Badoc adds: “We are at the forefront of a relatively new discipline in challenging times. At the start, we labelled our courses “neuromarketing” but quickly changed them to “neuroscience and marketing”. We’re not in the business of proselytizing for these techniques, we simply describe the tools and methods used, as well as the ethical and moral problems that need to be pondered over if you practice this kind of marketing.”
Forging True Company-Consumer Relationships
The 300-page book delves deeply into risks to this new breed, branded the “neuro-consumer-actor”, of subliminal manipulation. The authors make a strong appeal to companies for “strong moral and ethical rules” to govern the use of neuroscience in marketing. “These techniques address the brains and senses directly,” notes Bayle-Tourtoulou. “So, we ask firms: ‘What are your objectives in using these techniques?’ We believe most companies don’t want to deceive or manipulate their clients, however. In this age of the Internet, they have to develop very true relationships with consumers, based on more affective means. And you don’t do that through deceptive methods.”

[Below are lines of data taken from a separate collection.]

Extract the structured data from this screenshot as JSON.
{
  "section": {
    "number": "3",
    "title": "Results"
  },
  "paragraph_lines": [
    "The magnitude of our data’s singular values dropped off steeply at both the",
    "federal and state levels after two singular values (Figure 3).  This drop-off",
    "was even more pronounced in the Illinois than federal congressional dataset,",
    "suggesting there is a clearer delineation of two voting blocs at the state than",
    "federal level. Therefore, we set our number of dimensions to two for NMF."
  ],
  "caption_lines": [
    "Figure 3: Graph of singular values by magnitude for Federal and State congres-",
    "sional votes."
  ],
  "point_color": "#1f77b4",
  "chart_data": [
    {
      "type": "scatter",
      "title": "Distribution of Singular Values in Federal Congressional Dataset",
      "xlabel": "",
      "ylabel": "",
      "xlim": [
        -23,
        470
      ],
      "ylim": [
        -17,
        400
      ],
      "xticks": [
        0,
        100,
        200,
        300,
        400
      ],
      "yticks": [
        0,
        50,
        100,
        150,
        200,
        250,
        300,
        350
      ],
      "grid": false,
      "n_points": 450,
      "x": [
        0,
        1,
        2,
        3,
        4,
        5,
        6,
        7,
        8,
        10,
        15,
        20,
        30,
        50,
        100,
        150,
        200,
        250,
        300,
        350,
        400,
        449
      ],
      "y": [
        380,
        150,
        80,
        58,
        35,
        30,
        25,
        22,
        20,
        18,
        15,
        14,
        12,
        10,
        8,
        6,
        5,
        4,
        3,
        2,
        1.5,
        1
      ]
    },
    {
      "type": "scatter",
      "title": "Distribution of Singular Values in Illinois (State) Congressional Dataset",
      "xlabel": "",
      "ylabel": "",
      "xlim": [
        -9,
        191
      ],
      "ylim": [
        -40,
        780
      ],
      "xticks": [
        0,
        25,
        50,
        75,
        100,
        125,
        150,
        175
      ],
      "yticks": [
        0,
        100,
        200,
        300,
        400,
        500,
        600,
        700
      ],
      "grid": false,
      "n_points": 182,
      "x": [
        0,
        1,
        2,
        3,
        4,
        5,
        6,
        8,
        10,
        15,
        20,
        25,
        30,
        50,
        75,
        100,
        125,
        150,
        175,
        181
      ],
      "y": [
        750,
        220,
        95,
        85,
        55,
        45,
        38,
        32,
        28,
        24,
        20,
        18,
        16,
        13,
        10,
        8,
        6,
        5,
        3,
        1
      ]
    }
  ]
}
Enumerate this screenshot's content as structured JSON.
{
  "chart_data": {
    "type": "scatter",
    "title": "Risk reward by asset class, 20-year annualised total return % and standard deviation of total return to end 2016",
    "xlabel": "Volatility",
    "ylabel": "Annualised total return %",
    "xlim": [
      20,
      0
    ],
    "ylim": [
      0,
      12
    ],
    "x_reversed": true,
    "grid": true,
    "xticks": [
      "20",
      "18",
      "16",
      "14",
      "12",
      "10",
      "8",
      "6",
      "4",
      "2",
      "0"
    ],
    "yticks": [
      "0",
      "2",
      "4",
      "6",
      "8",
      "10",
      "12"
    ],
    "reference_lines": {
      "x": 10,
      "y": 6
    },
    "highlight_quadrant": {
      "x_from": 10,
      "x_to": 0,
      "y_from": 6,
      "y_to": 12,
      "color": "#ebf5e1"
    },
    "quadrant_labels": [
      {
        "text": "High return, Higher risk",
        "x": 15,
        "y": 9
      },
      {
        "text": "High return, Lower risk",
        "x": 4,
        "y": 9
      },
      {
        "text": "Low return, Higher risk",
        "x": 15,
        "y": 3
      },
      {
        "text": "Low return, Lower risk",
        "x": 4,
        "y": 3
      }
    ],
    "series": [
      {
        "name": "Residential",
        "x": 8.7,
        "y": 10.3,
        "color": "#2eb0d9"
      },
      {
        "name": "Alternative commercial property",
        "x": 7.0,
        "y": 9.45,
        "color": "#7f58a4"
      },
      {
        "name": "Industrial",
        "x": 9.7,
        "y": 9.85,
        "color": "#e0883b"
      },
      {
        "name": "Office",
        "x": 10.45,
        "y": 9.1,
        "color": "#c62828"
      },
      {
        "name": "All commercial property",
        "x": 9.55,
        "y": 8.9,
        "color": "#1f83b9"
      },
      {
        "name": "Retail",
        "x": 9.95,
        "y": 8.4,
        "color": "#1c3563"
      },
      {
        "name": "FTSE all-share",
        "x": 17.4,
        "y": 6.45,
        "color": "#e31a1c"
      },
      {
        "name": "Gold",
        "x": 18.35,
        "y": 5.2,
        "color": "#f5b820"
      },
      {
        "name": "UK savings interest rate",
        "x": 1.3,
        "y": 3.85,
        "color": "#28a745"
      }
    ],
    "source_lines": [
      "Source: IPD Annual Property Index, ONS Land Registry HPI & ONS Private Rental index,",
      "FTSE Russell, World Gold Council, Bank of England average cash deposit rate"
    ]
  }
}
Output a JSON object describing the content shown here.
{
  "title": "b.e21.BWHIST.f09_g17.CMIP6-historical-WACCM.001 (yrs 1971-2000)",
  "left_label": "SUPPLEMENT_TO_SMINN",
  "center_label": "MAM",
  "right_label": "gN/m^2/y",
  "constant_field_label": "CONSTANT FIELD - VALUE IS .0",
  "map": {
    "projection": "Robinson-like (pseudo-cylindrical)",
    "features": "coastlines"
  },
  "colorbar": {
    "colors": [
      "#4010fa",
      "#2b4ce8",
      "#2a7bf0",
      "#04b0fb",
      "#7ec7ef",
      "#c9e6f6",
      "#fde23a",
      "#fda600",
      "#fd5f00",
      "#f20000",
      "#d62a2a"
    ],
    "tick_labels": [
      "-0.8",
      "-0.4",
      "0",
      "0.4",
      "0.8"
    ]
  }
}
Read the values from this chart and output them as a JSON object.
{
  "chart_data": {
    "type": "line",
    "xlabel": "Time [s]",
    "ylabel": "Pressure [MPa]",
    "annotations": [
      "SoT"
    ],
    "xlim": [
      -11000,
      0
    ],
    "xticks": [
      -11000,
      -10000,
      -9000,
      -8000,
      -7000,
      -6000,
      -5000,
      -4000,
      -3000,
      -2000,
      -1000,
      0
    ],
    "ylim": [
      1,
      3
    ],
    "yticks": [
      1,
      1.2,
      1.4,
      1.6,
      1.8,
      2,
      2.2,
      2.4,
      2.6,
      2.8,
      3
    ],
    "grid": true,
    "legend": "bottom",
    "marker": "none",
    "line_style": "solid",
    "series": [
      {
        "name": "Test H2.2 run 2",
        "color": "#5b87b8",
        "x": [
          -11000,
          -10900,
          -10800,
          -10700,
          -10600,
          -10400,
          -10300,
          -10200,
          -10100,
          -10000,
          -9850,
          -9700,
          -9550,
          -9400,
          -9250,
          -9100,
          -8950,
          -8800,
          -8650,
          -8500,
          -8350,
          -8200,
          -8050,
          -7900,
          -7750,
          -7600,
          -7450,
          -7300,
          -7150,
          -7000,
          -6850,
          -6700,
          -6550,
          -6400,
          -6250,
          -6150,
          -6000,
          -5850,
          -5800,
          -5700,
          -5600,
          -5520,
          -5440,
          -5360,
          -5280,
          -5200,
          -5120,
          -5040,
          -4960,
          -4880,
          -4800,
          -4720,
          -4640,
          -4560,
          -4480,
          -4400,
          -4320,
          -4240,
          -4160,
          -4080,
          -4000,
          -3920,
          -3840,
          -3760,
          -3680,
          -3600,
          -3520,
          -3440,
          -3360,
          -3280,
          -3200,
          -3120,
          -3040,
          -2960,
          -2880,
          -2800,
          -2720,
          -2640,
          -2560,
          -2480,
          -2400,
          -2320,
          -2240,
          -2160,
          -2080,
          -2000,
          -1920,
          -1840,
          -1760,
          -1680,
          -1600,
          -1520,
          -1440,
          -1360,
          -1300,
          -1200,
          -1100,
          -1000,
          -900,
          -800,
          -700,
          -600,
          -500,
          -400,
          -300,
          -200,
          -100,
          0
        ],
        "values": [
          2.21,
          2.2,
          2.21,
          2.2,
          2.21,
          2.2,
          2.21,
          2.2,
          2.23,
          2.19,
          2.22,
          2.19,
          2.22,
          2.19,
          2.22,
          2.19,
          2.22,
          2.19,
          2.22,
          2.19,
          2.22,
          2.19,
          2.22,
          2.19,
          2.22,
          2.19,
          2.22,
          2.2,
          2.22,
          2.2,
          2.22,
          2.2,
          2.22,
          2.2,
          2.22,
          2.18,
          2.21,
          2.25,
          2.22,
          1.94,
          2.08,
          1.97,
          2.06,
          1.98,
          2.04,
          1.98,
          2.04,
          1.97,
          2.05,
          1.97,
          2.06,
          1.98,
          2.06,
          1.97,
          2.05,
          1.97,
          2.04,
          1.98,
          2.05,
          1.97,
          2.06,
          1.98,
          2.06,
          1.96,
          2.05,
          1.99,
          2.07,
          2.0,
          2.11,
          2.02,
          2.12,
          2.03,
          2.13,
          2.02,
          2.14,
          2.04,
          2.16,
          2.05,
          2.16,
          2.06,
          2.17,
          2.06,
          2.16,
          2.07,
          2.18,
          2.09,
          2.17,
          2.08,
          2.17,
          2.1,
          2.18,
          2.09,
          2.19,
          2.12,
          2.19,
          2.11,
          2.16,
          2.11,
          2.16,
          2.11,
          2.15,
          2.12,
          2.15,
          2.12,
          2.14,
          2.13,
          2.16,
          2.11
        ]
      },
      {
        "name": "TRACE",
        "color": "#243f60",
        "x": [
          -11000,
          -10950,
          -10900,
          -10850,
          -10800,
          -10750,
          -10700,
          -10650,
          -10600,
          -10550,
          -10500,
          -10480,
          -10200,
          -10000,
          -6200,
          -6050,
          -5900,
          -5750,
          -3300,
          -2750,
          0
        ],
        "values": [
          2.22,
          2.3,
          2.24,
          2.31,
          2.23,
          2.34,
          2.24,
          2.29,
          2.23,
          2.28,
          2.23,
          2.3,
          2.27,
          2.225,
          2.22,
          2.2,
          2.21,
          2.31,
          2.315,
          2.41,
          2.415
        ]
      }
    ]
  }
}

Both academics stress the predominant roles that the state, education establishments and the media must play in safeguarding new generations against subliminal manipulation based on neuroscience: “We have to teach students very early on how the unconscious brain works to block insidious campaigns,” stresses Badoc. “And the media has to warn citizens that quick decisions are sometimes catastrophic because they are dominated by our subconscious.” Bayle-Tourtoulou believes rules governing real estate purchases – whereby mandatory time is given to reflect and retract - could be templates for day-to-day consumption: “The brain needs time to make rational decision. At night, for example, it classifies information, mulls things over while we’re sleeping. Consumers should be allowed to reflect, change their minds. More and more companies allow for the possibility of returning products, that’s a step in the right direction.”
Dangers in the 3.0 Era
The final chapter of The Neuro-Consumer is devoted to the breakneck speed at which the digital revolution is changing the brain’s perception. Only 30 years after the creation of the World Wide Web, the 3.0 “semantic web” - referring to the Internet of things (IoT) - is about to take the marketing world by storm. “We are moving into a world where “zapping” replaces logic and thoughts,” warn the authors. One of the main reasons for this, they say, is human brains are being “overloaded” with information from all quarters. The results are mapped out: “There is a risk of mystification and deceit. The concern for speed and the need to respond to the numerous appeals, for a brain that can only process one-fifth of the information received at a time, becomes the significant cause of errors of judgment.”
Combatting the negative fallouts of this zapping culture is one of the authors’ priorities. “There is a need to prioritize more,” insists Bayle-Tourtoulou. “Believe me, your time is precious in this reign of fast-food, speed-dating, speed-everything! We need to teach the new generations to take their time, organize it, reread what they are about to sign.” The Neuro-Consumer allows a wider public to better understand these stakes by stripping the latest research of its esoteric language and sharing hundreds of clear examples to illustrate how current neuroscientific knowledge helps to interpret the behavior of the consumer brain. “We hope that (this book) will lead to that knowledge being developed,” they conclude, “both for the consumers and for companies, with the objective of further improving the close relationship that already exists between them.”